Hand-over-hand locking is a widespread fine-grained synchronization technique. The simple interface makes hand-over-hand attractive, and it has been used to parallelize multiple data structures. Furthermore, the method is simple to reason about, allowing verification and automatic parallelization. However, fine-grained locking comes at a price: locking causes cache misses on every node access. As all threads enter at the same place, the top of the data structure becomes a bottleneck that disallows scaling past a small number of threads.

Snapshot-based synchronization is a drop-in replacement for hand-over-hand locking, but uses a very different synchronization mechanism under the hood. Leveraging the data structure layout, private snapshots allow threads to avoid data races without communicating with other threads. Leveraging modern hardware, communication minimally interferes with the surrounding algorithm. In our evaluation, on large data structures snapshot-based synchronization is on average \(2.6\times \) faster than hand-over-hand locking and \(1.6\times \) faster than STM.

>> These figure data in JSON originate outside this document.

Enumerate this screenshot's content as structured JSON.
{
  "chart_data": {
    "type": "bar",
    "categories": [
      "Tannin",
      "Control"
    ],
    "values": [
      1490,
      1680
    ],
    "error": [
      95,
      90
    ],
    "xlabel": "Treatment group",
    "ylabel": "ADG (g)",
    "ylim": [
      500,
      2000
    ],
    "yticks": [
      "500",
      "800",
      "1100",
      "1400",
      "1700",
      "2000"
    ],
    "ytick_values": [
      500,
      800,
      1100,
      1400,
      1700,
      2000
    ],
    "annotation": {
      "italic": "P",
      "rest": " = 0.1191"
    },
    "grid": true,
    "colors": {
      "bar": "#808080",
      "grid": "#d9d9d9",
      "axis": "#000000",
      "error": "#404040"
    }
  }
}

While its interface is simple and easy to use, Snapshot-based synchronization’s implementation is considerably more complex than simple per-node locks. Albeit undesired in general, complexity brings about many optimization opportunities. We consider the implementation described in this paper a baseline: other implementations, possibly using newer hardware features, can make snapshot-based synchronization scale even better. In particular, reducing data structure entrance time and relaxing reader-to-reader synchronization are of interest.